Occorre in particolare ricordare quanto fossero allora fecondi i rapporti tra Oriente (compresa Bisanzio ancora bizantina) e Occidente: sempre più interconnessi e contaminati, malgrado le crociate, malgrado i pirati, malgrado le tempeste di mare; non a caso protagonisti, crociate, pirati, tempeste di mare, di un repertorio vastissimo di storie, anche nel Decameron. A partire da quel formidabile emblema di X, 9: con il Saladino5 che nulla ha di feroce ed è anzi campione supremo di liberalità verso il «gentile uomo» Torello, a sua volta e per primo magnificamente liberale, in una spontanea gara di conformità culturale che non ha nulla a che vedere, e neppure ne è minimamente turbata, con il fatto che proprio in quel momento è in corso la crociata, e che i due sono quindi nemici, e mica nominalmente, se Torello si ritrova prigioniero del Saladino.
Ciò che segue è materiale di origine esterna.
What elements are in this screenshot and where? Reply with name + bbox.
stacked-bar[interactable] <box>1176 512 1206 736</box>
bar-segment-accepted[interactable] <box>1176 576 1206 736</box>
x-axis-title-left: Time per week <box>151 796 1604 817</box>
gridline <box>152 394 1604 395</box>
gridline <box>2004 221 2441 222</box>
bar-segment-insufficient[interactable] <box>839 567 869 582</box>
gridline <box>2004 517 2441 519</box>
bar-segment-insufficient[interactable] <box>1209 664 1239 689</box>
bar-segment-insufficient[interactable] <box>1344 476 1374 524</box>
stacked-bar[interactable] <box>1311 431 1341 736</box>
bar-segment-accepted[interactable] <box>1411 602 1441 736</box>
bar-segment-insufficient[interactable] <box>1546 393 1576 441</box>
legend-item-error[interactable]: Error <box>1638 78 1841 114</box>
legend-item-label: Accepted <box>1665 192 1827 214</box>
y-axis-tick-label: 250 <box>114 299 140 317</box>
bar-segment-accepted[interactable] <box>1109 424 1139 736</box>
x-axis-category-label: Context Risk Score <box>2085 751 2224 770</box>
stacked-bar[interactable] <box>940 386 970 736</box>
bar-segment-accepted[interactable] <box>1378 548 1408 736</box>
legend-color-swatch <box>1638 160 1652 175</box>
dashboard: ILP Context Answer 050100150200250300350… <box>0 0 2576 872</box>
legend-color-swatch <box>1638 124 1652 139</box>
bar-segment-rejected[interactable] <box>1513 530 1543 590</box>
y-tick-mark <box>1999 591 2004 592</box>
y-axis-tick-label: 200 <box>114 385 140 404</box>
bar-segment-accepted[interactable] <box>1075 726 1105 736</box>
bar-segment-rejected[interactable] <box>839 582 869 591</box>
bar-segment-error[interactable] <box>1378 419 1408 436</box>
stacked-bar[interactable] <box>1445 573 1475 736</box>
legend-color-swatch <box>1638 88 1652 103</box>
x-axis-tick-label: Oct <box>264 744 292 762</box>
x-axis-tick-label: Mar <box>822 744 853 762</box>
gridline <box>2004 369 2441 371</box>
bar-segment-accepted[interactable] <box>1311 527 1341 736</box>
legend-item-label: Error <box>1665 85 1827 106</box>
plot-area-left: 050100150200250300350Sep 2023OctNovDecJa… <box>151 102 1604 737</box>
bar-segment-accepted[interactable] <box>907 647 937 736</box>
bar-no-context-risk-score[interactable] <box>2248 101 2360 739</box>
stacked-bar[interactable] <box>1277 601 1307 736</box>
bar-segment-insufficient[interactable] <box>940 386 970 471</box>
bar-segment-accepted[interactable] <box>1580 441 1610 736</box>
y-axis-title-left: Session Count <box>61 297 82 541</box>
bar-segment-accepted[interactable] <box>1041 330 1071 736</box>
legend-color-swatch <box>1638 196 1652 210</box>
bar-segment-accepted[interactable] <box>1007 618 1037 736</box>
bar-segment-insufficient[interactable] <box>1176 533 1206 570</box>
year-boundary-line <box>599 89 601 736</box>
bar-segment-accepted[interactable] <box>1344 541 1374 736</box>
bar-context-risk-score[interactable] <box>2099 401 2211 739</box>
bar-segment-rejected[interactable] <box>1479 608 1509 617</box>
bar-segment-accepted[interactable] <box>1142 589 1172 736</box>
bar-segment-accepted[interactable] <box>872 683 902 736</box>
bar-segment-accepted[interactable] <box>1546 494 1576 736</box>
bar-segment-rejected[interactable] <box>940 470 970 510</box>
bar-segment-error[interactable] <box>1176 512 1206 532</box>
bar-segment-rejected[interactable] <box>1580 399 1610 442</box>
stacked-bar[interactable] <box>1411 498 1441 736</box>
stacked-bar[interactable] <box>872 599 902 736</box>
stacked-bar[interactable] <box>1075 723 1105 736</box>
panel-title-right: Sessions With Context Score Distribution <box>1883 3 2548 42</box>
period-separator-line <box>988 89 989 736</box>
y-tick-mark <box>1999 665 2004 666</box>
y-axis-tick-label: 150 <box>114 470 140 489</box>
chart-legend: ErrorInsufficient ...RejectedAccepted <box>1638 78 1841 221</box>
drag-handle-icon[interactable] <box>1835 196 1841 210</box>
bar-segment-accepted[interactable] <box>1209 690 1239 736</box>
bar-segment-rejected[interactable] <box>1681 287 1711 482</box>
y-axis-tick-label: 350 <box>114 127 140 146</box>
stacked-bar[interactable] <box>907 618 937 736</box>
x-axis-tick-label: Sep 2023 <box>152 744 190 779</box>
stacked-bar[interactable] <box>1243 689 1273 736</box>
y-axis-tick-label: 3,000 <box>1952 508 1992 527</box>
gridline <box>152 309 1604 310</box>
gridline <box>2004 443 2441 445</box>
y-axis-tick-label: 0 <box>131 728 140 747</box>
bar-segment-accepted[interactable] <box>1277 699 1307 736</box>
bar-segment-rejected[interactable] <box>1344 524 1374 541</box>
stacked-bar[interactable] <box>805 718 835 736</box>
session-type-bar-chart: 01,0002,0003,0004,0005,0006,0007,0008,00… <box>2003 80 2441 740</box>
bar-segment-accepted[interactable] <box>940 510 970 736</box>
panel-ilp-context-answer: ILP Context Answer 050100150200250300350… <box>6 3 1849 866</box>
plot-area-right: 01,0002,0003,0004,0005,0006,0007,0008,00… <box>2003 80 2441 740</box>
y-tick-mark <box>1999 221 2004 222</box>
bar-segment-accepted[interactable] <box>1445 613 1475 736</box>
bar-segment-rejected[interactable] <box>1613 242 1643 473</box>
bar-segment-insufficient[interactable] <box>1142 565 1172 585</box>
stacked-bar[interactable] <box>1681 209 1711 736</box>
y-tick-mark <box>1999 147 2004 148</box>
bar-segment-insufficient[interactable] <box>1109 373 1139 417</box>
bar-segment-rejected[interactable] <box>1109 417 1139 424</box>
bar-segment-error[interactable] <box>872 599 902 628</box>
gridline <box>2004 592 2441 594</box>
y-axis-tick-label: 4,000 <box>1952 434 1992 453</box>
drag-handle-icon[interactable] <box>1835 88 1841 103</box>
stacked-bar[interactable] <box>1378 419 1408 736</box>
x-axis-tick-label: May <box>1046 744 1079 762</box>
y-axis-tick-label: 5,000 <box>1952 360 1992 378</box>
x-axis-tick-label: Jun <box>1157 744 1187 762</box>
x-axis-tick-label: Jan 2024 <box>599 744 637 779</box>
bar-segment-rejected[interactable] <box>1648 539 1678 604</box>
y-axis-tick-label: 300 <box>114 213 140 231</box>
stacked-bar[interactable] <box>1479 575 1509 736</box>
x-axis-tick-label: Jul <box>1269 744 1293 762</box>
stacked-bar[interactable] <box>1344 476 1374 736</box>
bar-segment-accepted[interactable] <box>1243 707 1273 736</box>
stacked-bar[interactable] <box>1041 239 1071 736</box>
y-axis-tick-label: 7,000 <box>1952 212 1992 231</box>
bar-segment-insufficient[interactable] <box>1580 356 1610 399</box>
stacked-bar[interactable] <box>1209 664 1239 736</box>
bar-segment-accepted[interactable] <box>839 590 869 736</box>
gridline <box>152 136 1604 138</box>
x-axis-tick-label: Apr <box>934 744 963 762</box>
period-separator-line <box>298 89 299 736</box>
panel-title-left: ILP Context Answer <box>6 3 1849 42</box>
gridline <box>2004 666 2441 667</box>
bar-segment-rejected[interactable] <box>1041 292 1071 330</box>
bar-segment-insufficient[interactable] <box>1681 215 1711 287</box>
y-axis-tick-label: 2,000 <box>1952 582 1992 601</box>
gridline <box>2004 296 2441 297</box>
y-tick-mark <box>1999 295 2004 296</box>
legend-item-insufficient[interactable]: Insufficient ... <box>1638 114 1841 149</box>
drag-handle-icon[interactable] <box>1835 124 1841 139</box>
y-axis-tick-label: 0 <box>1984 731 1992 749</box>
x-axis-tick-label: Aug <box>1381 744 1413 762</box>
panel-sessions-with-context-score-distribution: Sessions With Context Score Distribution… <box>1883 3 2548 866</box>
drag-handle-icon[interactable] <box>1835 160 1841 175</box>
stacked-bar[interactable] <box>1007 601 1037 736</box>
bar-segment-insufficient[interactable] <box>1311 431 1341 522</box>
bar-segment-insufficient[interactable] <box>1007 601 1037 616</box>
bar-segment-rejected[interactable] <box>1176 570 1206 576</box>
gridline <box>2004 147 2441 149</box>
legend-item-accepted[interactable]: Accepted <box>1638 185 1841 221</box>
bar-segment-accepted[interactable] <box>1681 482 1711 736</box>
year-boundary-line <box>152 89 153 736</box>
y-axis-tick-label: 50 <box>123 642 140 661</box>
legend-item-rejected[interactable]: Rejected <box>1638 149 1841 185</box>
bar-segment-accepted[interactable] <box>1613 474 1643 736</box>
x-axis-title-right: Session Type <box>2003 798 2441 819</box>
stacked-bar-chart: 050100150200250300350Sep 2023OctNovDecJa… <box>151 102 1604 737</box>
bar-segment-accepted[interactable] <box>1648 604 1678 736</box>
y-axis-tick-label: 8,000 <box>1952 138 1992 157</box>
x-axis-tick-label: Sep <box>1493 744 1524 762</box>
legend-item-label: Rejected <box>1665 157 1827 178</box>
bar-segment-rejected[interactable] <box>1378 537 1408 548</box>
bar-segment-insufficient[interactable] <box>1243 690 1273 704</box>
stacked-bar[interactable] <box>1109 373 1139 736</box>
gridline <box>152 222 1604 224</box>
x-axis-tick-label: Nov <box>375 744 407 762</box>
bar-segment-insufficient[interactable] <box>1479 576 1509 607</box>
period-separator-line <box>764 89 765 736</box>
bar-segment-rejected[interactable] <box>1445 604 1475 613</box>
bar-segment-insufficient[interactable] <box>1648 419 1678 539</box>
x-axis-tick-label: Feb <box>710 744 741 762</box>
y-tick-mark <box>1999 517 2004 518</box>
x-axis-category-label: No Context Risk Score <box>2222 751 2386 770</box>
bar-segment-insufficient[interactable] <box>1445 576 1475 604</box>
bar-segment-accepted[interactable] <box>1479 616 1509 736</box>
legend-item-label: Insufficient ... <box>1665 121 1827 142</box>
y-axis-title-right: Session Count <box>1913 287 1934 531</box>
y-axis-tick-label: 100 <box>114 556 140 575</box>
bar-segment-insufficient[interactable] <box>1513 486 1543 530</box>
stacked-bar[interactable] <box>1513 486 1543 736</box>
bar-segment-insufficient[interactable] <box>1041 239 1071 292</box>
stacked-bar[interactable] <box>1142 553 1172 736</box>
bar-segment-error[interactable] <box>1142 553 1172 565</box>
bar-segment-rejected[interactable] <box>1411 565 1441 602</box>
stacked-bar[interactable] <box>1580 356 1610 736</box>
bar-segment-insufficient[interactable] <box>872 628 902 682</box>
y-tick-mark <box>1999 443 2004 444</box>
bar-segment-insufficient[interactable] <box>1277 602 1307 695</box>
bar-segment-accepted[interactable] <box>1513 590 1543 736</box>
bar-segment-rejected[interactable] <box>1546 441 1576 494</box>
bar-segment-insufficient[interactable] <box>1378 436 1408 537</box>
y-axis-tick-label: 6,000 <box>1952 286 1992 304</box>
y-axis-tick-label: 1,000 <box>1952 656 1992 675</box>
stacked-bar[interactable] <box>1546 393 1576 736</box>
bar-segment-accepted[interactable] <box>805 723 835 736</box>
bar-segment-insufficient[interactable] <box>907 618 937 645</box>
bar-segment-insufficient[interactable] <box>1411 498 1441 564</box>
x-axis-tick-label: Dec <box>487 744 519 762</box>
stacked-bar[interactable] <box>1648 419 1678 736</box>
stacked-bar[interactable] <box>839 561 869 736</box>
Le storie sono mobili come lo sono le cose e le persone: nel Medioevo la mobilità, ogni tipo di mobilità, è fortissima, anche se con i suoi tempi tutti naturali, che solo le storie possono, fantasticando, accelerare per magia (come, ancora, nel caso di Torello).

Non viaggiano però solo le persone e le cose, in particolare i militari e i professionisti del diritto e della medicina, i mercanti e i religiosi, i pellegrini e gli esuli; viaggiano anche i poveri e i vagabondi, i buffoni e i poeti, i pittori e i musici; e a muoversi sembrano essere più gli uomini che le donne. Ma viaggiano anche i beni immateriali, le “non merci” senza dogana: le consuetudini e le lingue, le tradizioni e le religioni, i riti e i miti. E anche le nostre storie d’ogni tipo, comprese quelle che narrano viaggi che nessuno ha mai fatto o viaggi impossibili o viaggi improbabili, e non sono poche in questo Medioevo fantastico, neppure nel Decameron.


Amedeo Quondam, Introduzione a Giovanni Boccaccio in Decameron, Rizzoli, Milano 2013

Comprendere il pensiero critico

1 Quali sono i bacini da cui Boccaccio attinge le storie?


2 Perché Boccaccio nella sua opera si riserva la parte ancillare del narratore?


3 In che senso le novelle del Decameron dimostrano l’attitudine del viaggio dell’uomo medievale?